Monday, January 24, 2011

To bead, or not to bead, that was the question

Take a look at the video clip below, with specific emphasis on the GK (in yellow).

See anything?
How about his hair?

Would you as a referee allow a player to play with those beads in their hair?

How about this?

... and this?

Should these be allowed as well?

My answer for these players, at these levels, is yes. My answer is also yes for players at any level with a bona fide religious belief that requires a head covering or medical condition that requires a bracelet for such.

Should a referee allow a player to have beads in their hair, or for that matter anything ornamental at any other level?

My answer is no, and it is backed up by the LOTG and Ask A Referee here.

So why allow professional and international players to do so?

Keep in mind that at these levels the LOTG will flex as much as the players want to play, and the referee allows. This is after all for the entertainment value of the game itself for those who are watching. As I have said many times here, it is a business, and one that the referees are a part of protecting. Asking Zenga to remove his hat, or Sutter to remove his head covering would put the referee in a bad spot as it would intrude on the "branding" that player is engaging in. Also it would no doubt bring about a poor reaction for the player themselves.

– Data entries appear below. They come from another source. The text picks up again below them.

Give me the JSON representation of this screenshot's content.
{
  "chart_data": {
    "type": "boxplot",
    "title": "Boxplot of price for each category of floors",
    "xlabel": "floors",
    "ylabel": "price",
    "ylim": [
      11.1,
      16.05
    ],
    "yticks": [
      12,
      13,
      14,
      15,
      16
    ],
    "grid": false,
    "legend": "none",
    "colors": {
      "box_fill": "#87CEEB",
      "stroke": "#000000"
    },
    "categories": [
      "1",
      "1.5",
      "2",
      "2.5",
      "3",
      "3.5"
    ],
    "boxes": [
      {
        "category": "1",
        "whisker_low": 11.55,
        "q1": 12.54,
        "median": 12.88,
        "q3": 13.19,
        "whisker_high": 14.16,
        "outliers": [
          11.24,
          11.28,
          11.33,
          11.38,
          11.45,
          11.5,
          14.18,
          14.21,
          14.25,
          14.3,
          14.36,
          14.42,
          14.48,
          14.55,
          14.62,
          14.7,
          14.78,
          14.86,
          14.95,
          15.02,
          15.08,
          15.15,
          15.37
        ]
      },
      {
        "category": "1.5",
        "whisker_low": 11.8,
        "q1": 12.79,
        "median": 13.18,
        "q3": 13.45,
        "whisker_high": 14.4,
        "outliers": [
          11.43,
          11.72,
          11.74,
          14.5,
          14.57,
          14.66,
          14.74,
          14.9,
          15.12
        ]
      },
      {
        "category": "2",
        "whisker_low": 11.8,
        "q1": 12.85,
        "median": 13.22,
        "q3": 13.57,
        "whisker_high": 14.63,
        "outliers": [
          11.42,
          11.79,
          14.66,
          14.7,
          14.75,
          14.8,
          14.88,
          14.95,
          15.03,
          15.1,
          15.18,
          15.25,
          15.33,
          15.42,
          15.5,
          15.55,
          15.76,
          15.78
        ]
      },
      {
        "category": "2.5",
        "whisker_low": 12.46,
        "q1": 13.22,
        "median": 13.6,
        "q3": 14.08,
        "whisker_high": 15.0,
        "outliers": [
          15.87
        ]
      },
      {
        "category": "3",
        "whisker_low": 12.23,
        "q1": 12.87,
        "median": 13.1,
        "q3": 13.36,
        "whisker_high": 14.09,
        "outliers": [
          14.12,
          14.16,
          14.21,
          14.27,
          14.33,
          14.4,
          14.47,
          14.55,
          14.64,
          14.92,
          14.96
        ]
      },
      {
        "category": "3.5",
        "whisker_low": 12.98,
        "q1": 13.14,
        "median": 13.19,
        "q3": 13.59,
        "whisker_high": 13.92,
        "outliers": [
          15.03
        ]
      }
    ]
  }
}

To remedy this in MLS there were specific memos that came from the staff to note that such accoutrements were allowed and the referee will allow them during play. As neither of these were outwardly dangerous it made some sense.

In all cases, a referee must draw the line when an article can put another player into peril. I don't believe that FIFA, MLS, or anyone else would have issues with that. The trick of course is what is "dangerous" varies at different levels. For those upper levels, there has to be real danger as just adornments need not be removed. At any lower levels however, it should all come off.

I agree, its not fair ... and is one of the many ways that the professional and international game sets a very bad example for younger players and referees.